Usai kegiatan di pemakaman, rombongan melanjutkan kunjungan ke Museum Sabang BPKS. Di museum tersebut terdapat ruang pameran khusus yang menyimpan berbagai dokumen, artefak, dan benda bersejarah terkait perjalanan pahlawan Perancis sejak tiba di Sabang, menjalani perawatan medis, hingga dimakamkan di pulau paling barat Indonesia itu.
Pihak Kedutaan Besar Perancis memberikan apresiasi tinggi terhadap upaya Museum Sabang BPKS dalam menjaga dan merawat warisan sejarah tersebut. Menurut mereka, keberadaan koleksi dan dokumentasi yang tersimpan di museum menjadi bukti penting hubungan sejarah antara Perancis dan Sabang.
Salah satu koleksi yang menarik perhatian rombongan adalah topi asli milik pahlawan Perancis yang dimakamkan di Sabang.

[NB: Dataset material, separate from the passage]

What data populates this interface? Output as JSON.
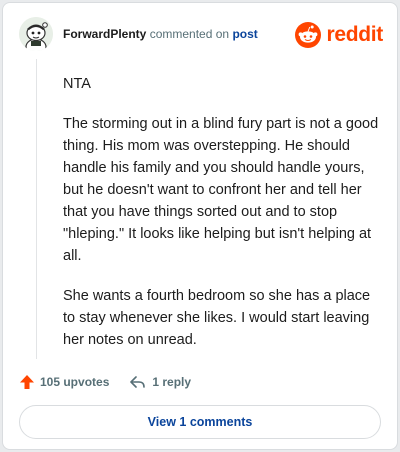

Koleksi langka tersebut disebut sebagai satu-satunya di dunia dan kini menjadi salah satu ikon sejarah Museum Sabang.
Pada kesempatan itu, Kepala Museum Sabang BPKS, Evan Boy Foreman, SE, menerima Surat Penghargaan dari Kedutaan Besar Perancis yang diserahkan langsung oleh Colonel Erwan Lintant.
“Alhamdulillah, pihak Kedubes Perancis sangat senang dan memberi penghormatan tinggi kepada Museum Sabang. Ini menjadi bukti bahwa sejarah Perancis tetap terjaga di Sabang,” ujar Evan.
Kunjungan tersebut berlangsung dalam suasana hangat dan penuh keakraban, sekaligus memperkuat hubungan persahabatan Indonesia dan Perancis, khususnya di bidang sejarah, budaya, dan pelestarian warisan dunia.